The RCAF - the world's longest standing April Fools' joke?  Who'd have thunk it...

MM


----------



## SupersonicMax (1 Apr 2018)

Actually, the RAF wins that title.


----------



## Mike Bobbitt (1 Apr 2018)

Good news, the licensing dispute was resolved. Turns there was a minor loophole that would have allowed the Army and Navy to use the same hotel booking standards as the Air Force, and as DND does not have the budget to support that, the contract was terminated.

Back to the old green. And wow, I really need to do some work on that light blue colour scheme.


----------



## Kat Stevens (1 Apr 2018)

Whew, thank gawd for last minute negotiations. My eyes were starting to burn.


----------



## kratz (1 Apr 2018)

[quote author=Mike Bobbitt]
Back to the old green. And wow, I really need to do some work on that light blue colour scheme.
[/quote]

It's an easy fix, just use the RCN colour scheme.


----------



## Eye In The Sky (1 Apr 2018)

kratz said:
			
		

> It's an easy fix, just use the RCN colour scheme.
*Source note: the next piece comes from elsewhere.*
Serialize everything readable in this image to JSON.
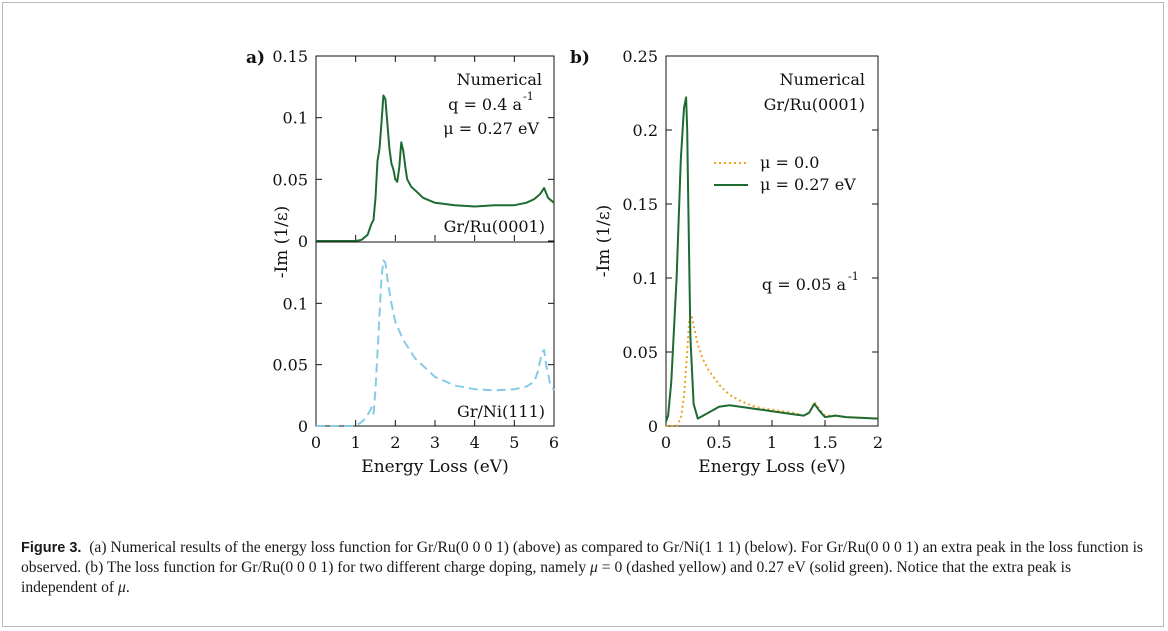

We could also adapt the RCN 2018 PT Program!   ;D


----------



## kratz (1 Apr 2018)

Eye In The Sky said:
			
		

> We could also adapt the RCN 2018 PT Program!   ;D



EITS,

50 laps of the ship for you.


----------



## Eye In The Sky (1 Apr 2018)

How about "walk from the cockpit to the Galley 5 times"...that's more my style!  There's food in the galley.   :nod:


----------